For most of my campaigns, the basic premise is that humans and humanoids are the norm. So other humans, (dark)elves, dwarves, orcs, goblins etc. are the most common enemies. The main fantastic enemies comprose of several 'types' of monsters with a human(oid) basis:
were creatures (the cursed, these are humanoids living under some curse which is passed on from generation to generation)
mindless undead (the lost, usually the result of necromancers, sometimes other magical or divine effects)
intelligent undead (the corrupted, usually from some pact or ritual made by the humanoid (vampires, liches etc.) or revenant behaviour from humanoids who do not want to give in to death and refuse to pass on)
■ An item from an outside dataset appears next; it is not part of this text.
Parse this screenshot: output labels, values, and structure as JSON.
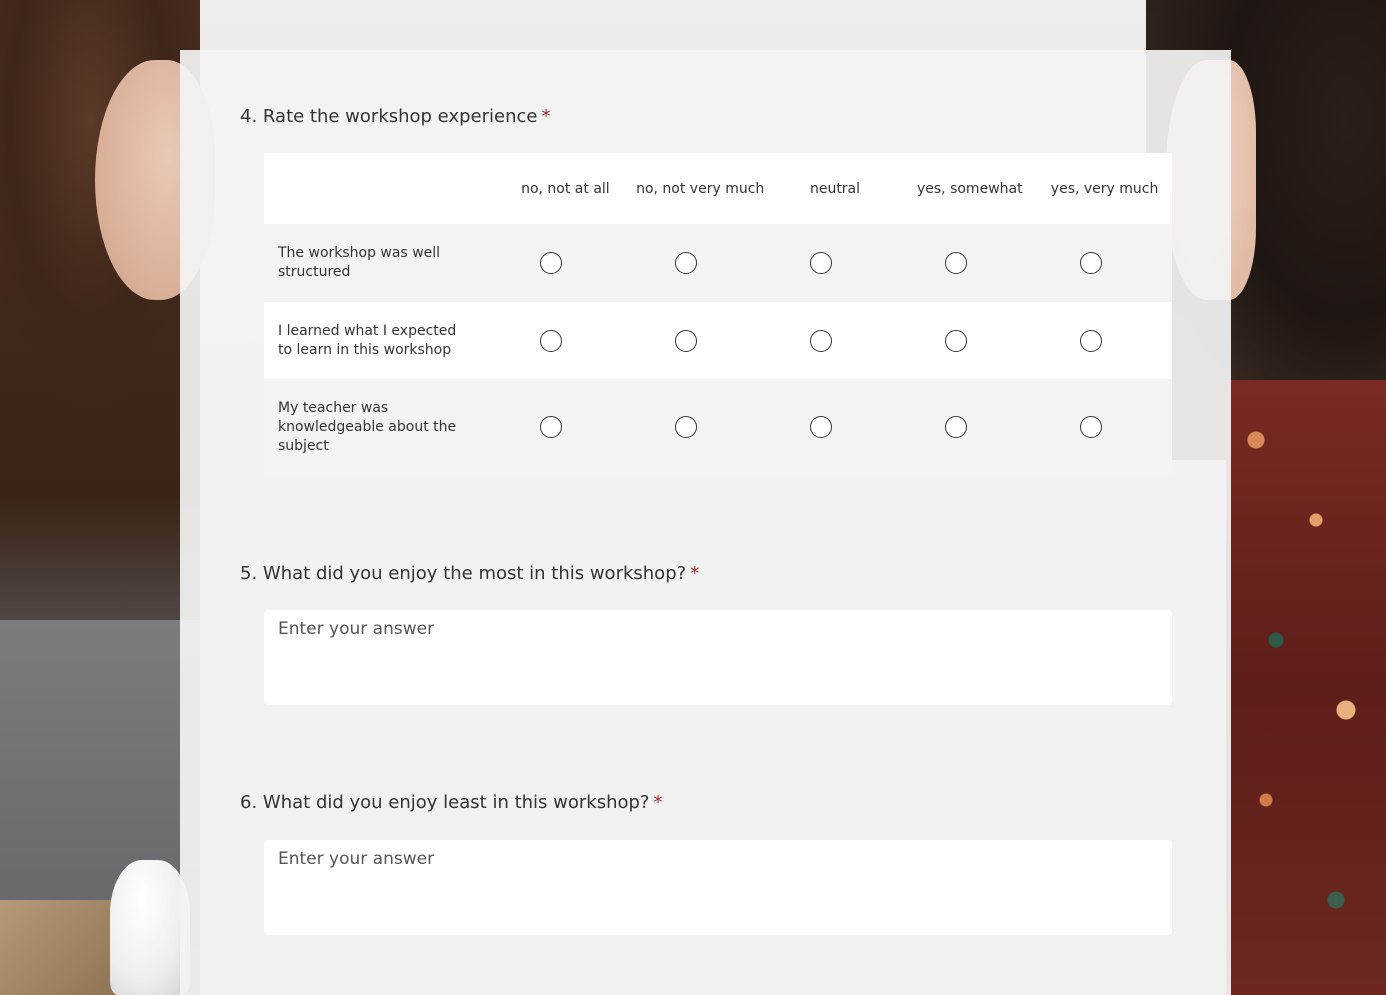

half demons/devils (the damned, which are VERY rare, the result of willful breeding programs with summoned demons or devils by certain cults)
shapechangers (the hidden, dragons who live in human form, dopplegangers etc., strange beings who survive by fitting in as much as possible)
other 'common' adversaries are constructs of all types (from golems (magical) to mechanical constructs) and summoned monsters (mainly elementals and devils, demons, daemons etc.)
Other 'common' adversaries are the offsrping of (magical) breeding programmes resulting in creatures such as bulette and other strange nasties
In the vast wilderness strange and fantastic beasts can exist, but these are special and rare.
So in essence, only dragons are relatively 'common' fantastic creatures, but this is usually the remnants of the age of dragons who learned to survive against the tide of human(oids) by 'joining' them, and living among them in shapechanged form. At lower levels, the PC's will not even know they exist at all, they existance is generally a myth and the truth is known only to a handful.